2023-09-14 13:22:03; Aktualizacja: 1 rok temuLeonardo Bonucci w wywiadzie dla włoskiej stacji SportMediaset wrócił do swojego rozstania z Juventusem.
36-latek reprezentował barwy „Bianconerich” w latach 2010-2023 z przerwą w sezonie 2017/2018 na występy w Milanie.
Łącznie rozegrał w nich 502 spotkania, strzelił 37 goli, zanotował dziesięć asyst i zdobył dziewięć mistrzostw, cztery Puchary i pięć Superpucharów Włoch.
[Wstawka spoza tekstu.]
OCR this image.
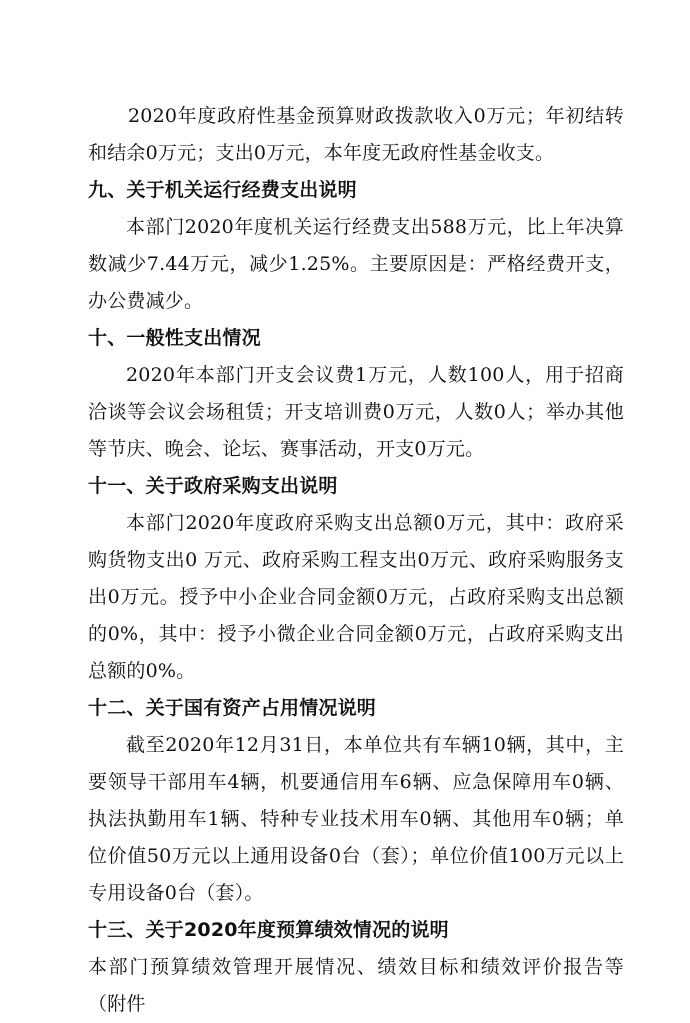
2020年度政府性基金预算财政拨款收入0万元；年初结转和结余0万元；支出0万元，本年度无政府性基金收支。

九、关于机关运行经费支出说明

本部门2020年度机关运行经费支出588万元，比上年决算数减少7.44万元，减少1.25%。主要原因是：严格经费开支，办公费减少。

十、一般性支出情况

2020年本部门开支会议费1万元，人数100人，用于招商洽谈等会议会场租赁；开支培训费0万元，人数0人；举办其他等节庆、晚会、论坛、赛事活动，开支0万元。

十一、关于政府采购支出说明

本部门2020年度政府采购支出总额0万元，其中：政府采购货物支出0 万元、政府采购工程支出0万元、政府采购服务支出0万元。授予中小企业合同金额0万元，占政府采购支出总额的0%，其中：授予小微企业合同金额0万元，占政府采购支出总额的0%。

十二、关于国有资产占用情况说明

截至2020年12月31日，本单位共有车辆10辆，其中，主要领导干部用车4辆，机要通信用车6辆、应急保障用车0辆、执法执勤用车1辆、特种专业技术用车0辆、其他用车0辆；单位价值50万元以上通用设备0台（套）；单位价值100万元以上专用设备0台（套）。

十三、关于2020年度预算绩效情况的说明

本部门预算绩效管理开展情况、绩效目标和绩效评价报告等（附件
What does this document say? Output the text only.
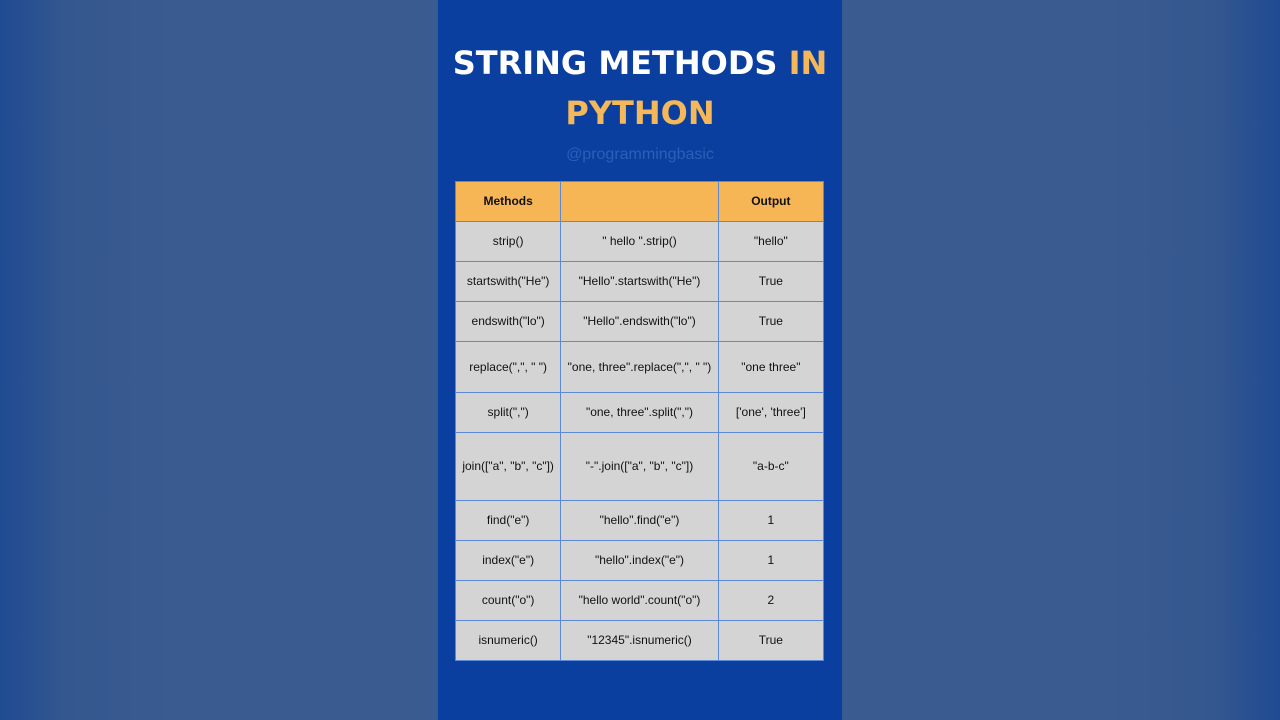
STRING METHODS IN
PYTHON
@programmingbasic
Methods		Output
strip()	" hello ".strip()	"hello"
startswith("He")	"Hello".startswith("He")	True
endswith("lo")	"Hello".endswith("lo")	True
replace(",", " ")	"one, three".replace(",", " ")	"one three"
split(",")	"one, three".split(",")	['one', 'three']
join(["a", "b", "c"])	"-".join(["a", "b", "c"])	"a-b-c"
find("e")	"hello".find("e")	1
index("e")	"hello".index("e")	1
count("o")	"hello world".count("o")	2
isnumeric()	"12345".isnumeric()	True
Mistrz Europy z 2021 roku chciał wypełnić swój kontrakt z klubem z Turynu, który miał obowiązywać jeszcze przez rok, co podkreślił w rozmowie ze stacją Sport Mediaset.Popularne
- Trener Juventusu przedstawia nieprawdziwe historie. To nieprawda, że w lutym zostałem poinformowany przez zarząd o chęci zakończenia współpracy po sezonie. W maju zadeklarowałem klubowi, że jestem gotowy, aby zostać jako piąty czy szósty obrońca i pomagać młodym zawodnikom - zapewnił.
- Wyczuwałem zamiary klubu, cały czas czytając w gazetach, że zarząd chce ze mnie zrezygnować. 13 lipca Giuntoli i Manna przyjechali do mnie i oznajmili, że nie będę już częścią składu i, że moja obecność na boisku utrudni drużynie rozwój - dodał.
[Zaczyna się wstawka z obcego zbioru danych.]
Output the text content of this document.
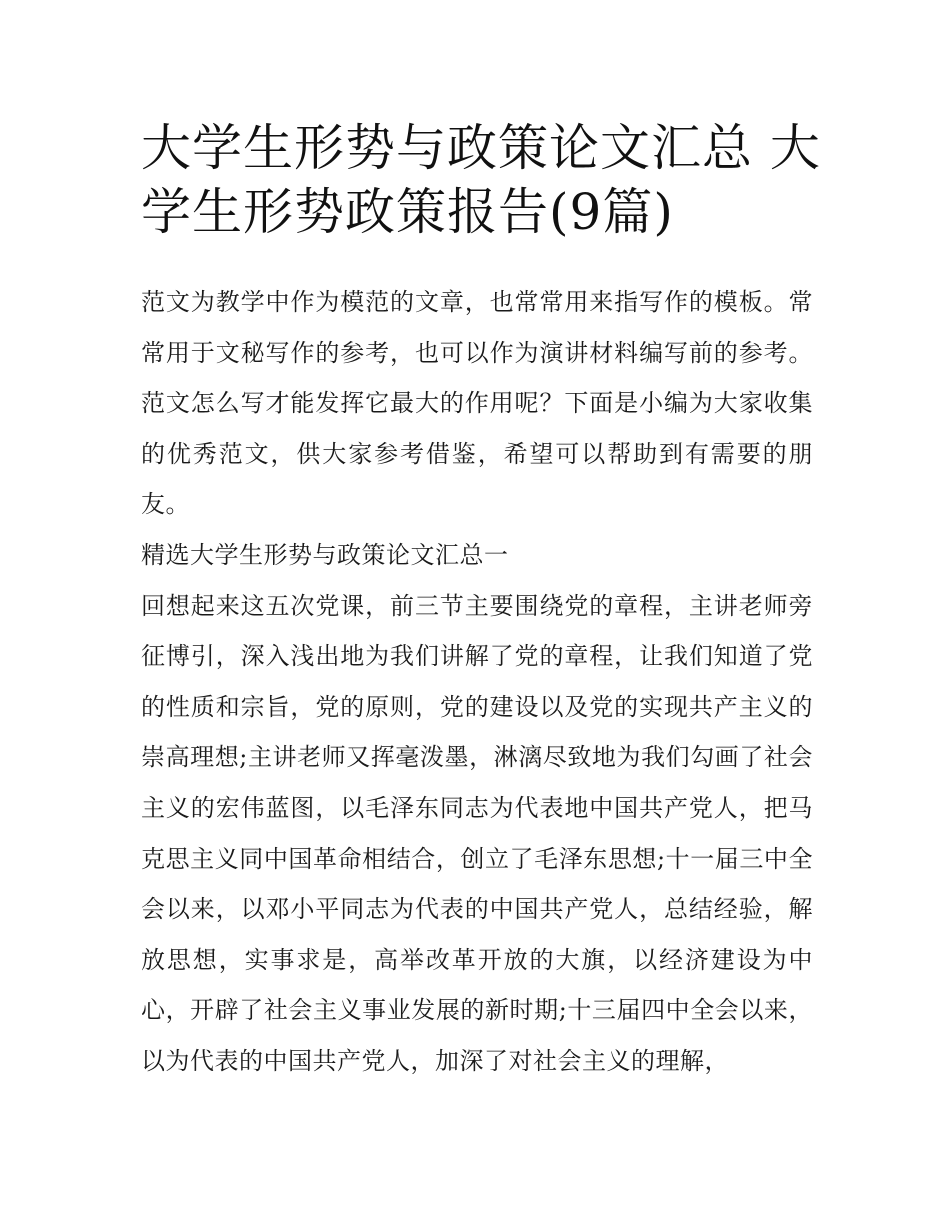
大学生形势与政策论文汇总 大学生形势政策报告(9篇)

范文为教学中作为模范的文章，也常常用来指写作的模板。常常用于文秘写作的参考，也可以作为演讲材料编写前的参考。范文怎么写才能发挥它最大的作用呢？下面是小编为大家收集的优秀范文，供大家参考借鉴，希望可以帮助到有需要的朋友。

精选大学生形势与政策论文汇总一

回想起来这五次党课，前三节主要围绕党的章程，主讲老师旁征博引，深入浅出地为我们讲解了党的章程，让我们知道了党的性质和宗旨，党的原则，党的建设以及党的实现共产主义的崇高理想;主讲老师又挥毫泼墨，淋漓尽致地为我们勾画了社会主义的宏伟蓝图，以毛泽东同志为代表地中国共产党人，把马克思主义同中国革命相结合，创立了毛泽东思想;十一届三中全会以来，以邓小平同志为代表的中国共产党人，总结经验，解放思想，实事求是，高举改革开放的大旗，以经济建设为中心，开辟了社会主义事业发展的新时期;十三届四中全会以来，以为代表的中国共产党人，加深了对社会主义的理解，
Bonucci nie przyjął dobrze tej informacji.
- Wydarzyło się to po tym, jak rozegrałem dla Juventusu ponad 500 meczów jako piłkarz. To było największe upokorzenie, jakiego doznałem w Juventusie. Doceniam solidarność, którą okazało mi wielu zawodników, także spośród obecnych. Wszyscy okazali mi zrozumienie po lekceważącym zachowaniu klubu wobec mnie - stwierdził.
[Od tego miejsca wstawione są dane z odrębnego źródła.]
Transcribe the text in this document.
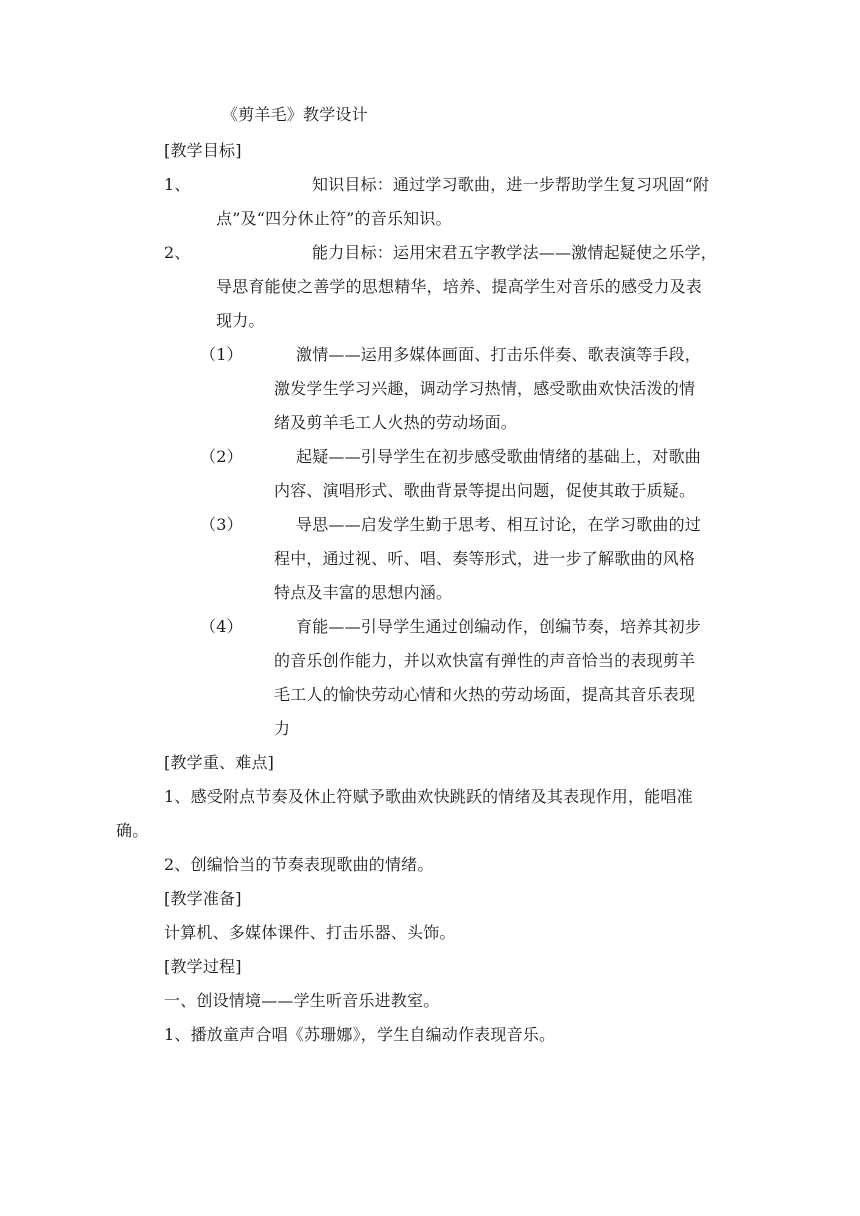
《剪羊毛》教学设计
[教学目标]
1、	知识目标：通过学习歌曲，进一步帮助学生复习巩固“附
点”及“四分休止符”的音乐知识。
2、	能力目标：运用宋君五字教学法——激情起疑使之乐学，
导思育能使之善学的思想精华，培养、提高学生对音乐的感受力及表
现力。
（1）	激情——运用多媒体画面、打击乐伴奏、歌表演等手段，
激发学生学习兴趣，调动学习热情，感受歌曲欢快活泼的情
绪及剪羊毛工人火热的劳动场面。
（2）	起疑——引导学生在初步感受歌曲情绪的基础上，对歌曲
内容、演唱形式、歌曲背景等提出问题，促使其敢于质疑。
（3）	导思——启发学生勤于思考、相互讨论，在学习歌曲的过
程中，通过视、听、唱、奏等形式，进一步了解歌曲的风格
特点及丰富的思想内涵。
（4）	育能——引导学生通过创编动作，创编节奏，培养其初步
的音乐创作能力，并以欢快富有弹性的声音恰当的表现剪羊
毛工人的愉快劳动心情和火热的劳动场面，提高其音乐表现
力
[教学重、难点]
1、感受附点节奏及休止符赋予歌曲欢快跳跃的情绪及其表现作用，能唱准
确。
2、创编恰当的节奏表现歌曲的情绪。
[教学准备]
计算机、多媒体课件、打击乐器、头饰。
[教学过程]
一、创设情境——学生听音乐进教室。
1、播放童声合唱《苏珊娜》，学生自编动作表现音乐。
To z pewnością nie koniec sprawy rozstania 36-latka ze „Starą Damą”, ponieważ dołączył on do pozwu zbiorowego przeciwko klubowi. W nim środkowy obrońca i inni piłkarze, którym latem oznajmiono w Turynie, aby szukali sobie nowych pracodawców, zarzucają naruszenie praw do wizerunku i wyrządzenie szkód na tle działalności zawodowej.
Leonardo Bonucci po odejściu z zespołu „Bianconerich” związał się z uczestnikiem aktualnej edycji Ligi Mistrzów, Unionem Berlin. Podpisał z nim roczny kontrakt z opcją przedłużenia go o kolejne 12 miesięcy. W nowych barwach jeszcze nie zadebiutował.